Weitere Verkehrsvorschriften, auch zur Winterreifenpflicht, in einzelnen Ländern, auf den Seiten des ADAC. Auch beim TÜV-Nord gibt es einen kleinen Ratgeber zum Thema Winterreifen und weitere Tipps zum Autofahren im Winter. Und auch mit der besten Ausrüstung, Spikes und Allradantrieb sollte eine vorsichtige und vorausschauende Fahrweise selbstverständlich sein.
Kraftstoff
In kälteren Regionen kann der Dieselkraftstoff Probleme machen. Die enthaltenen Paraffine können ausflocken, davon kann insbesondere der Kraftstofffilter betroffen sein. Ein versulzter Filter macht sich durch ruckelnden Motorlauf, Startschwierigkeiten und Absterben des Motors bemerkbar. Der Kraftstofffilter sollte natürlich ohnehin regelmäßig gewartet bzw. gewechselt werden. Insbesondere empfehle ich dies vor einer Reise in Gebiete, wo Frost erwartet wird.
In Mittel- bzw. Nordeuropa können wir uns in der Regel darauf verlassen auch entsprechenden Winterdiesel zu bekommen, sodass ein sicherer Betrieb gewährleistet ist. Doch auch hier gibt es lokale Unterschiede und ich kann nicht empfehlen, die Tanks vor Boarding der Fähre in den Skandinavischen Winter noch einmal vergleichsweise günstig in Deutschland zu betanken. Das hat schon bei dem ein oder anderen nach der ersten richtig kalten Nacht im Norden zu Startschwierigkeiten am Morgen geführt. Besser vor Ort tanken.
Auf Fernreisen führe ich zudem Additive mit, um den Diesel winterfest zu machen, sogenannte Fließverbesserer. Dies bietet sich immer dann an, wenn noch mangels Verfügbarkeit noch Sommerdiesel getankt wird, aber schon klar ist, dass die Reise kurz darauf in höhere, kältere Regionen verläuft.

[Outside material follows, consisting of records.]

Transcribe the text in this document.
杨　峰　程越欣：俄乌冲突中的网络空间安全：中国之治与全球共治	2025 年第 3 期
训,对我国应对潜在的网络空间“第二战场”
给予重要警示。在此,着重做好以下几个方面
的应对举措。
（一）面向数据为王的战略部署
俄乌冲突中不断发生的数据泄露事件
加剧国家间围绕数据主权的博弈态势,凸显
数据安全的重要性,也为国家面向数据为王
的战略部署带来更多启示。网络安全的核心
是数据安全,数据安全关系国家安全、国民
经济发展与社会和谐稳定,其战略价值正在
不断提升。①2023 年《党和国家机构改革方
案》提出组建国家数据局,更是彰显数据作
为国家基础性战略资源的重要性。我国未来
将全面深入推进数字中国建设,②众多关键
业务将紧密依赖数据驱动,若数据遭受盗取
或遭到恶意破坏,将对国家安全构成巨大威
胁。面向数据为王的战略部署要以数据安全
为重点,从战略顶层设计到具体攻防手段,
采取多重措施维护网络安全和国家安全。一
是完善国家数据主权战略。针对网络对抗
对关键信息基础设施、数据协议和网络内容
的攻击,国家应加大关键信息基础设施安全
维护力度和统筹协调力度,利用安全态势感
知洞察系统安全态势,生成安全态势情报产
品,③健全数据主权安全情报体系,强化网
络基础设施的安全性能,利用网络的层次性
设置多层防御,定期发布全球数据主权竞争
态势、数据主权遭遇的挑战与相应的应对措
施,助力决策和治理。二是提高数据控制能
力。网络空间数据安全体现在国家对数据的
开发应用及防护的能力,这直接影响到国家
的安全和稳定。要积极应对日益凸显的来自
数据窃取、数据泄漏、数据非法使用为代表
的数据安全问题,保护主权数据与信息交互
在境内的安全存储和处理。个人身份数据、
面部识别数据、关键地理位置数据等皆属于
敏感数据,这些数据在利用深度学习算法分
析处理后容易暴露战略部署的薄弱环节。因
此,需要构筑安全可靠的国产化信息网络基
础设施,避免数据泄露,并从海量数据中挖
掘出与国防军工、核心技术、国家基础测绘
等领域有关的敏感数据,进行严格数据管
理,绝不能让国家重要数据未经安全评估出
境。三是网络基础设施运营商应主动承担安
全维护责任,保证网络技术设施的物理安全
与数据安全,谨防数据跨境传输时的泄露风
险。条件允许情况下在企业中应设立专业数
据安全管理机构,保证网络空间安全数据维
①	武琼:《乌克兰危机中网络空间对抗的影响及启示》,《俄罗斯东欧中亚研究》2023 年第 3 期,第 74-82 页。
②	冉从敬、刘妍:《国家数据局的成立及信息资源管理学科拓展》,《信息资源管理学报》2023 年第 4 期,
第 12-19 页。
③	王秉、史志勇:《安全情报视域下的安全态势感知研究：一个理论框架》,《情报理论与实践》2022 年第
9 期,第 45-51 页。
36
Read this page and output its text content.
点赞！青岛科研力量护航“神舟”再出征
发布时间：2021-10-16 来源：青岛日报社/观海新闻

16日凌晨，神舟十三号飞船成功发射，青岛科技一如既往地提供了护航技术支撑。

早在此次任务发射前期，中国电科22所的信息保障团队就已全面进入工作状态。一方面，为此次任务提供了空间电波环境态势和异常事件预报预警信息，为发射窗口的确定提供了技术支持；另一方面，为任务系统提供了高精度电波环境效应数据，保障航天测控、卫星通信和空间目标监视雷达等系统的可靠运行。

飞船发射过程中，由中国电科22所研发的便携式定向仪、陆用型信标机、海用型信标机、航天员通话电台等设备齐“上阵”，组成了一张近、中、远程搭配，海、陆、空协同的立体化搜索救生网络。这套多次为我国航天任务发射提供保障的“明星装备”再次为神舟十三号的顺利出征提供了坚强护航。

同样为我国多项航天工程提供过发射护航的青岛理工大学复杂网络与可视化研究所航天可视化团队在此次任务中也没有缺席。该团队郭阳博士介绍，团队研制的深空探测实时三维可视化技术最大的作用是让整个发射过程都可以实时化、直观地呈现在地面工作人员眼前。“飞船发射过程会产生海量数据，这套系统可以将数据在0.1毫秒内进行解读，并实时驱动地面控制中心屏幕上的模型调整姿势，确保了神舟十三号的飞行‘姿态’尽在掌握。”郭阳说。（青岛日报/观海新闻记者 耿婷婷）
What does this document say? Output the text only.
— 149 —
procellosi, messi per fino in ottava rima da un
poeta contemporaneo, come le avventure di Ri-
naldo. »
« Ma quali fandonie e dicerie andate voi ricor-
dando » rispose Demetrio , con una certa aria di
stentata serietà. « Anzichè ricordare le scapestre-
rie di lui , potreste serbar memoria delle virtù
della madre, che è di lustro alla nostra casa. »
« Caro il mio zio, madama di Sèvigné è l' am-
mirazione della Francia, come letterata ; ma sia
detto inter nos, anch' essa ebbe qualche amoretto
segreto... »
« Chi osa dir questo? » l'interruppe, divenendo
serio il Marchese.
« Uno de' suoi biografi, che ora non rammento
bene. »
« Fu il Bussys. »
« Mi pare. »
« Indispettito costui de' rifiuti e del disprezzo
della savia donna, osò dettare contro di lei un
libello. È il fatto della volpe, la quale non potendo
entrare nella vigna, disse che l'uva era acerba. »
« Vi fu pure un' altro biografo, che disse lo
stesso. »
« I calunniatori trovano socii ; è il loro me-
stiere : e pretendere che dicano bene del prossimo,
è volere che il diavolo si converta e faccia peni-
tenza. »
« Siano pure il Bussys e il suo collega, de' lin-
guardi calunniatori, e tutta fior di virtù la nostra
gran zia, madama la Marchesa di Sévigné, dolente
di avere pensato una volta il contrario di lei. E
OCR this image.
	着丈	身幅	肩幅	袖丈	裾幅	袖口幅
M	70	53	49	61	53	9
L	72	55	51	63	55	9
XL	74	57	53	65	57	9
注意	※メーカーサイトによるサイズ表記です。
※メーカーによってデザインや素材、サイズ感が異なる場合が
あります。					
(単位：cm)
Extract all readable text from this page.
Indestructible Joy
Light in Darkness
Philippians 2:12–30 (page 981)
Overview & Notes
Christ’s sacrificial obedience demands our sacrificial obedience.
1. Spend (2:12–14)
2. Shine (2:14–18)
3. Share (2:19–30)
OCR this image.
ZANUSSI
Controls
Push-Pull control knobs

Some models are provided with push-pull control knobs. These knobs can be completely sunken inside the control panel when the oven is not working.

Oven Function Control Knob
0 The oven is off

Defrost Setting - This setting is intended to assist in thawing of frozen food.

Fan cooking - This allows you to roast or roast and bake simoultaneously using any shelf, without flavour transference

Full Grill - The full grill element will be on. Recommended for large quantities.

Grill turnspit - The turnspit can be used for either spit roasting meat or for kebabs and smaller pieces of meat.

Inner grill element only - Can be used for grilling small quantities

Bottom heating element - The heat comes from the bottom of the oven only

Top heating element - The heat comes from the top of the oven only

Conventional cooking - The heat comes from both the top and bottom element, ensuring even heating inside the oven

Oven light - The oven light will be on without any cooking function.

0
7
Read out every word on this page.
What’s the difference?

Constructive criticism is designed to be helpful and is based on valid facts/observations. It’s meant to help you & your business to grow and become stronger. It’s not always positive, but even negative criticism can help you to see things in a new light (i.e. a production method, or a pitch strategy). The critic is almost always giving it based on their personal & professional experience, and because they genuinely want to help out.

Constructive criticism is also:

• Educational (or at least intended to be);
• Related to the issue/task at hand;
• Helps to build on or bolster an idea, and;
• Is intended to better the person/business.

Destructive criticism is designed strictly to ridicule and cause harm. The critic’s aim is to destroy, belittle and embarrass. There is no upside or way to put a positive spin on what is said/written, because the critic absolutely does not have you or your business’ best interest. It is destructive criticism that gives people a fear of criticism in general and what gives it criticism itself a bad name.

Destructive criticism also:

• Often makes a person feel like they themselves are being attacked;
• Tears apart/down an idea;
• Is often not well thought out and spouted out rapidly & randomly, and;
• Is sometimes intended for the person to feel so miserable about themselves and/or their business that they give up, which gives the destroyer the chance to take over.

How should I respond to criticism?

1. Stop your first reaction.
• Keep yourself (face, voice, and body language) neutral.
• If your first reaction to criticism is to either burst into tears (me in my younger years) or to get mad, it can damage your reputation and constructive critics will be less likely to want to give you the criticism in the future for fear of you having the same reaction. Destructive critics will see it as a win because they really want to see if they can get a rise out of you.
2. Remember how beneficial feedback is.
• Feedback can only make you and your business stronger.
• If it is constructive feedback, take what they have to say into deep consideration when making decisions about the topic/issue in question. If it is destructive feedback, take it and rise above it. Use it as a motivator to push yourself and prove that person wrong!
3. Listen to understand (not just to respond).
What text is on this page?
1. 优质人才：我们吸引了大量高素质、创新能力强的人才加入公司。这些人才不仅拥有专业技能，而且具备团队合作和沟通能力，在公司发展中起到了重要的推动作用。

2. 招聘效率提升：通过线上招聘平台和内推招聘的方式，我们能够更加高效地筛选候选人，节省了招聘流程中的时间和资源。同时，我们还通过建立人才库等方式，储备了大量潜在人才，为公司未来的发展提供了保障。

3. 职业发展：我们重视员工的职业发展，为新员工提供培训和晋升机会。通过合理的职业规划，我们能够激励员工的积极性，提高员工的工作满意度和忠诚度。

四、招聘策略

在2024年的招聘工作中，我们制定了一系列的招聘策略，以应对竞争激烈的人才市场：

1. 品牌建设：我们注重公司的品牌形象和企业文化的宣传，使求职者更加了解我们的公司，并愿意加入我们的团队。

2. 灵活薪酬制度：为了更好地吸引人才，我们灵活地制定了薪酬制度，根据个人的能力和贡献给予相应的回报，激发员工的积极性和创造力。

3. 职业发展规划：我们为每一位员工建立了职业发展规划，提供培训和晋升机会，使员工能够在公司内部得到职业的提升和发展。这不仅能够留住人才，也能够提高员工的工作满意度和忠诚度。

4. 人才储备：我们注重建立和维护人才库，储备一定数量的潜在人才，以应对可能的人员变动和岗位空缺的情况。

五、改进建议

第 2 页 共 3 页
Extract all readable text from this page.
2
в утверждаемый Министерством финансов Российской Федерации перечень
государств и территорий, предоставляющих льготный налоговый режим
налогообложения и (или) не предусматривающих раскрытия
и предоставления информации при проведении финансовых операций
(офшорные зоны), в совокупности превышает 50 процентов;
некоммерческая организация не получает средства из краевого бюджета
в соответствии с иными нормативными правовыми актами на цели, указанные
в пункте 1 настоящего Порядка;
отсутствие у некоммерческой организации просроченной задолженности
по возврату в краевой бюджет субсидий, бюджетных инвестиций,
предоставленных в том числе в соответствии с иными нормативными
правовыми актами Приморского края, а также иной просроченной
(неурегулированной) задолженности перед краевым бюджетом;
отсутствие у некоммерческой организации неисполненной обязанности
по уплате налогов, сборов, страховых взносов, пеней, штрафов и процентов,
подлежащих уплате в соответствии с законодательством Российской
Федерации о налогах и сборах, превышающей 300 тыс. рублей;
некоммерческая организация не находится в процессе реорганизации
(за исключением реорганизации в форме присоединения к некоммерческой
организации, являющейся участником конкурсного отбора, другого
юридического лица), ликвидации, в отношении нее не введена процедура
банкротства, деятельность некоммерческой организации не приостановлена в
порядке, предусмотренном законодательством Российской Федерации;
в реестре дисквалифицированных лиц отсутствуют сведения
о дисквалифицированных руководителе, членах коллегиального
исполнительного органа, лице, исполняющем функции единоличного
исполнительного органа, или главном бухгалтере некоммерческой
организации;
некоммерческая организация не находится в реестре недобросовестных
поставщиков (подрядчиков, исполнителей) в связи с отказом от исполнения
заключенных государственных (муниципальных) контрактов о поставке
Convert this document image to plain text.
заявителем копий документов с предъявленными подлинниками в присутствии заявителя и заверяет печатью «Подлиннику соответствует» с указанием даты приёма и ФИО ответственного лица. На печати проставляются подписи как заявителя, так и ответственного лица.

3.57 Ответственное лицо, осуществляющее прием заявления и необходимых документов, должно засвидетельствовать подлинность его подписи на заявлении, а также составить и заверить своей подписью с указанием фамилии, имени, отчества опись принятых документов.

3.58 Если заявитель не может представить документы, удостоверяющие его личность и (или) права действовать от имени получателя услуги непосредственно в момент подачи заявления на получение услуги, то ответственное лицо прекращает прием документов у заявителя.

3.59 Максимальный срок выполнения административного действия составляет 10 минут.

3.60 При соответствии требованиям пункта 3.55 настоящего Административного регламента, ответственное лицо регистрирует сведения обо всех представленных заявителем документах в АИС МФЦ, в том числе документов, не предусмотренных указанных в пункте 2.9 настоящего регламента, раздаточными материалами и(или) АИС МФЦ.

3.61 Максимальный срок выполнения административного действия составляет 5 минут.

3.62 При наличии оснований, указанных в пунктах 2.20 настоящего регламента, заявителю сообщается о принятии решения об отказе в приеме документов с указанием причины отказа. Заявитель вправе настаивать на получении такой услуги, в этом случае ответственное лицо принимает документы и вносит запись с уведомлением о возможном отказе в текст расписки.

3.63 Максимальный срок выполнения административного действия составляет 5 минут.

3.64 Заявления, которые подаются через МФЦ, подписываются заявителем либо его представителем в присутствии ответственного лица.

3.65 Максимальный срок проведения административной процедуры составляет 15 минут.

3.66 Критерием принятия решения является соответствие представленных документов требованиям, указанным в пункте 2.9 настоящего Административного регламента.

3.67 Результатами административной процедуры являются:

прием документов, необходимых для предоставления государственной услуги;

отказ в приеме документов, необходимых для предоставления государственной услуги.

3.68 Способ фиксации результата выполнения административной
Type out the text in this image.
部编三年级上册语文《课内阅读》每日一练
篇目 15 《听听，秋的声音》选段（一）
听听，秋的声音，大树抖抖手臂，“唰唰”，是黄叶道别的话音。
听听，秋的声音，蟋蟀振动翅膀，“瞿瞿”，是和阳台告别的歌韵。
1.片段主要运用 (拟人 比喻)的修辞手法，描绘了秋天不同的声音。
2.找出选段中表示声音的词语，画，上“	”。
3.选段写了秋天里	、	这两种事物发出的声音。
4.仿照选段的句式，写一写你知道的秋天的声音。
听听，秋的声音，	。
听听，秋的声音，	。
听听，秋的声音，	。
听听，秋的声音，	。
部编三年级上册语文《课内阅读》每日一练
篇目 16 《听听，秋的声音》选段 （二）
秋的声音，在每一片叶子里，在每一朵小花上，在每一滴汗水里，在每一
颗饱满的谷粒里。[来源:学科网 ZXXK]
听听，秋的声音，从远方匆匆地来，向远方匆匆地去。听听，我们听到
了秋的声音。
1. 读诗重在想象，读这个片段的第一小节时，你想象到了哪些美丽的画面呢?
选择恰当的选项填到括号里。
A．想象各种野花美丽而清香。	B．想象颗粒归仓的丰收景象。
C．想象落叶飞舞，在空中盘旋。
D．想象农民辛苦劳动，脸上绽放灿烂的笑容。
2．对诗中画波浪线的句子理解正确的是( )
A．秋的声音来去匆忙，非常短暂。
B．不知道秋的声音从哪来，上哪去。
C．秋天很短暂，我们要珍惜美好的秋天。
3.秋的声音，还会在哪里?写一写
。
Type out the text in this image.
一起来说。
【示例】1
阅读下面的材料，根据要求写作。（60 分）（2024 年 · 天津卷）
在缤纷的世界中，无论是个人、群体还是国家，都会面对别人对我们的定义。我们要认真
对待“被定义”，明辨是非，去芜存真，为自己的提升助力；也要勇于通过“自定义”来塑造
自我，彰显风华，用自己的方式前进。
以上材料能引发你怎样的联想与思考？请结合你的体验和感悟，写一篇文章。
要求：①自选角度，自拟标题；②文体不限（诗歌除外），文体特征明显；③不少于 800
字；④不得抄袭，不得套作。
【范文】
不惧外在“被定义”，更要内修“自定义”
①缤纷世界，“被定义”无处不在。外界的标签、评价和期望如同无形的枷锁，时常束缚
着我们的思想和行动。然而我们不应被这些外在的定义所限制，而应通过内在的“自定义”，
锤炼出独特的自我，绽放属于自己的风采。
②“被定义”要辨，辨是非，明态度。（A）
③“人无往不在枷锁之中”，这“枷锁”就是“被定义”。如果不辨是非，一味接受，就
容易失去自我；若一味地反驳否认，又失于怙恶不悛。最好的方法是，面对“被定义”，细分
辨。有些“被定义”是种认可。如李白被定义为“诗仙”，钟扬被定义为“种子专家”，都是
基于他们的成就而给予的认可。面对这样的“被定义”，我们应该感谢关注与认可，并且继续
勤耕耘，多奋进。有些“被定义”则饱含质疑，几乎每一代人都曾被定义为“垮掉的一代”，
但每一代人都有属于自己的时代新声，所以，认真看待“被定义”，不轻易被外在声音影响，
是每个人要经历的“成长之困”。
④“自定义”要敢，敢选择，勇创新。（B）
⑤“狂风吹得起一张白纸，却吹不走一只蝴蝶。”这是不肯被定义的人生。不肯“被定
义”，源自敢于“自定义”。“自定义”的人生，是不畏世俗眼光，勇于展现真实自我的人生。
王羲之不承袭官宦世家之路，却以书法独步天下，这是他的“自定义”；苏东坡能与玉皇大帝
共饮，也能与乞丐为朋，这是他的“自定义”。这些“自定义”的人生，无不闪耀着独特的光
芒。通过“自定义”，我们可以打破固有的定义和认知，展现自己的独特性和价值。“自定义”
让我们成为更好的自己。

Weitere Informationen zum Dieselmotor auf Fernreisen gibt es hier. Übrigens, der Artikel geht an dieser Stelle zwar im Wesentlichen auf Dieselkraftstoffe ein, doch auch Benzin gefriert bei etwa -45° Celsius. Besondere Aufmerksamkeit sollten wir im Winter auch der Tanknadel schenken und regelmäßig nachtanken bevor diese sich dem roten Reservebereich nähert. Geht der Sprit aus, geht auch die Heizung aus!
Motor- und Getriebeöle
Wir alle wissen, Öle werden bei Kälte dicker. Daher werden verschiedentlich andere Motor- und Getriebeöle für den Wintereinsatz empfohlen. Ich habe mir bei den Winterreisen dazu nie besondere Gedanken gemacht. Das Motoröl wird ohnehin vorgewärmt und ein „Warmfahren“ des Fahrzeuges ist selbstverständlich. Dies könnte ein Thema bei wirklich extremen Minustemperaturen sein.
Kommunikation
Je nach Reiseziel und Dauer bieten sich verschiedenste Kommunikationsmöglichkeiten an. Fast allen Geräten ist gemein, dass sie im Akkubetrieb laufen. Diese Akkus sind in der Regel kälteempfindlich und nicht selten ist beispielsweise der Akku des Mobiltelefons nach einer kalten Winternacht morgens leer. Hier bietet es sich an dieses nachts mit in den warmen Schlafsack zu nehmen. Dies kann auch für andere akkubetriebene Ausrüstungsgegenstände wie Kamera und Stirnlampe hilfreich sein.
Persönliche Ausrüstung
Bei der persönlichen Ausrüstung sollten, neben guter Winterbekleidung, eine gute Sonnenbrille, eine Stirnlampe (frühe und längere Dunkelheit) und warme (Arbeits-) Handschuhe zur Schneekettenmontage oder bei kleineren Reparaturen nicht fehlen. Auch ein praktischer wiederverwendbarer Taschenwärmer kann das Leben in der Kälte angenehmer machen.
Bei guter Vorbereitung kann so eine Offroad-Reisen im Winter ein echtes Vergnügen sein und für das Ertragen der Kälte wird der Reisende von atemberaubenden Ausblicken auf schneebedeckte Berge, märchenhafte Winterlandschaften oder wer weiß, gar von einem wunderbaren Polarlicht entschädigt.